# Antispoofing

In this homework, you will develop a countermeasure against deepfakes and then try to explain it using various XAI techniques.

More specifically, you will implement and train a Countermeasure (CM) system on the Logical Access partition of the [ASVSpoof 2019 Dataset](https://datashare.ed.ac.uk/handle/10283/3336) ([Kaggle Link](https://www.kaggle.com/datasets/awsaf49/asvpoof-2019-dataset)). You may find the [ASVspoof 2019 evaluation plan](https://www.asvspoof.org/asvspoof2019/asvspoof2019_evaluation_plan.pdf) useful.

For the CM, we choose [LightCNN (LCCN)](https://arxiv.org/abs/1511.02683) that once achieved the top place in the competition. We will follow the Speech Technology Center (STC) [paper](https://arxiv.org/abs/1904.05576).

**Hints**:

1. Use STFT (FFT in the paper) as front-end.

2. The dropout layer is put before the last batch norm.

## Dataset [0.5 pts]

We want to train a neural network to predict if the input audio is real or fake. To do so, we need a dataset first. In this homework, we will work with [ASVspoof19](https://arxiv.org/pdf/1911.01601.pdf).
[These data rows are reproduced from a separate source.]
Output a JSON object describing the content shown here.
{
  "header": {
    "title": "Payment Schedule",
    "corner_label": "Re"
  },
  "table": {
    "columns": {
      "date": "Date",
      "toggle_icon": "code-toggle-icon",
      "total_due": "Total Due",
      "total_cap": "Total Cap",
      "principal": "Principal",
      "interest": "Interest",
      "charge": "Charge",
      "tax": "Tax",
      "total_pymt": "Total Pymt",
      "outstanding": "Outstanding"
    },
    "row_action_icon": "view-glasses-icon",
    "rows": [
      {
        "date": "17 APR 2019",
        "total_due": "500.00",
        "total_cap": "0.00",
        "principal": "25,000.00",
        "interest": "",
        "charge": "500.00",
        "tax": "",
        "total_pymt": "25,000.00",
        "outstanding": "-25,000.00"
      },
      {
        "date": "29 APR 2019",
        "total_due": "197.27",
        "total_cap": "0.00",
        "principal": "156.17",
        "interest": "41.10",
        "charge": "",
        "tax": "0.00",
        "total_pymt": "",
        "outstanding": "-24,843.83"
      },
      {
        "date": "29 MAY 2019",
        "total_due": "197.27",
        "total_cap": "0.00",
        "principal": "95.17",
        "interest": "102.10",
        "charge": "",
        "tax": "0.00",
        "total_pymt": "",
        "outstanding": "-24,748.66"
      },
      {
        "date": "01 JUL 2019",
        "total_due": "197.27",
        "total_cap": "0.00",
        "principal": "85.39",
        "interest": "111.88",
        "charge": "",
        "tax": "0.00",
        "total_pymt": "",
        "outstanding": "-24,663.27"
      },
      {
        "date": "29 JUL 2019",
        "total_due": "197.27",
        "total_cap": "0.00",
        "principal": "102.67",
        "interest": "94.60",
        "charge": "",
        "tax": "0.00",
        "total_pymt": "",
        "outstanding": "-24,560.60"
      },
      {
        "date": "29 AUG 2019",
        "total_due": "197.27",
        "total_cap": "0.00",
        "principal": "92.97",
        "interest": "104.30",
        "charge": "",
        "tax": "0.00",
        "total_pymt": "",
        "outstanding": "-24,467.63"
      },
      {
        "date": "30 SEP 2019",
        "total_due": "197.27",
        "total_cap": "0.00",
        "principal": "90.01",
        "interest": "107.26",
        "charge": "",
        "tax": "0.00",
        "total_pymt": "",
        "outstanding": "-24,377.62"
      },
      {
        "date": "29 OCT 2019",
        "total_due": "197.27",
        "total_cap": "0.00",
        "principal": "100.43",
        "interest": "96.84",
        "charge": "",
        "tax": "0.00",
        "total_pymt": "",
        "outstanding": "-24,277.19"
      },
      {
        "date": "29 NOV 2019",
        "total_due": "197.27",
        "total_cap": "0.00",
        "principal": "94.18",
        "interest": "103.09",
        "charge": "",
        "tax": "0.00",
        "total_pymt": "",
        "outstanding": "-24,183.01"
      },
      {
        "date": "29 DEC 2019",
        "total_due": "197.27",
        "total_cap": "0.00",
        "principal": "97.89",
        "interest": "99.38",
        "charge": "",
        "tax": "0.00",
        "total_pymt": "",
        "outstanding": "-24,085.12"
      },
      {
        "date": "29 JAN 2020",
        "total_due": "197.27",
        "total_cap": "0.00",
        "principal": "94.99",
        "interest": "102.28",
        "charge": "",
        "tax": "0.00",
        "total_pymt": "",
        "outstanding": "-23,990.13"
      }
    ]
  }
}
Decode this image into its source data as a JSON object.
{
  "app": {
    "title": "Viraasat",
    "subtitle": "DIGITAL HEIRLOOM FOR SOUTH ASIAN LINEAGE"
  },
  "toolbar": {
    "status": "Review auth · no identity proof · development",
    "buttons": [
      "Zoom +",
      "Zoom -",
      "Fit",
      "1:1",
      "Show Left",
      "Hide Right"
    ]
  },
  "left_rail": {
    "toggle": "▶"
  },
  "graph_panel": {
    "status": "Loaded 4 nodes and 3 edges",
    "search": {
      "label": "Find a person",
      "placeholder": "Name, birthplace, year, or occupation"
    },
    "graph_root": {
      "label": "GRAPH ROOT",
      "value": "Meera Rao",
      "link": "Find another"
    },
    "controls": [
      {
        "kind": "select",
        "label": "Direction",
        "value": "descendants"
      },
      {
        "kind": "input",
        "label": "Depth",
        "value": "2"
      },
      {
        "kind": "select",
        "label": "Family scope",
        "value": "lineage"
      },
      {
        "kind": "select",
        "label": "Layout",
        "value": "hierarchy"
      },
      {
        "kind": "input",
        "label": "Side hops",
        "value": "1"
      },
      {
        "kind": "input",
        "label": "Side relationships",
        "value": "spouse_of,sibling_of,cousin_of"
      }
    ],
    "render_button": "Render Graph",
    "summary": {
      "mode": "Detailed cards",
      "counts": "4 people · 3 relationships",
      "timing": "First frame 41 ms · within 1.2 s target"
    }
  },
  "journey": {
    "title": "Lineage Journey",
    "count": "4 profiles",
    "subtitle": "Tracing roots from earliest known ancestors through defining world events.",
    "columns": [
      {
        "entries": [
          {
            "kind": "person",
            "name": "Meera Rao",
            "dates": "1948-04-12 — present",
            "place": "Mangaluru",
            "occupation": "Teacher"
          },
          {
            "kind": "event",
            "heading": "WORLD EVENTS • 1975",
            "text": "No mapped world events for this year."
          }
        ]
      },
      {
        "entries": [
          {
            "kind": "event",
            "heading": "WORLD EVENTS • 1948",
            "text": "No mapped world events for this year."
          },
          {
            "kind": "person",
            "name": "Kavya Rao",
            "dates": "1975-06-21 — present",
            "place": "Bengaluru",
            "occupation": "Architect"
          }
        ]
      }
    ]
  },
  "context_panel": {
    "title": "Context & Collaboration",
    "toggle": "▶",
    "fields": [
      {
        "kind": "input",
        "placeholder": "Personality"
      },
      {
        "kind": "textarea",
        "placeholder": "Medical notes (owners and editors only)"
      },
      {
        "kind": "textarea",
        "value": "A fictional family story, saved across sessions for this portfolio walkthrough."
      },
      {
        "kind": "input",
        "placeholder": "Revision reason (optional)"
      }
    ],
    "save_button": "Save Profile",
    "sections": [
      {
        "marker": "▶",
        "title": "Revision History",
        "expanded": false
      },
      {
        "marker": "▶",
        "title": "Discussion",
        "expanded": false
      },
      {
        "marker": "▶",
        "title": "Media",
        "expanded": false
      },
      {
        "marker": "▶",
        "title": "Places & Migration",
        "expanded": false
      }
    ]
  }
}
Create a `Dataset` class that downloads the dataset, parses its metadata and, given index $i$, returns $i$-th object of the dataset. Do not forget to preprocess audio for LCNN (calculate stft, etc.).

In [None]:
# YOUR CODE HERE

**Hint**: when working in Kaggle, it is easier and faster to use dataset as kaggle input. We can use it directly or add a symlink to a local dir using `ln -s`.
**Hint**: it might be easier to do this homework in Kaggle, since model training may take some time

Create train/eval dataset and dataloaders:

In [None]:
# YOUR CODE HERE

Visualize one object, just to check that all is fine:

In [None]:
# YOUR CODE HERE

## Loss function [0.5 pts]

In the lecture, we saw different softmax losses and the motivation behind them for the ASV task. However, they can also be used for any classification task, such as synthesized speech detection. The papers suggest to use A(M)-Softmax or Cross-Entropy. The STC paper argues that A-Softmax is better.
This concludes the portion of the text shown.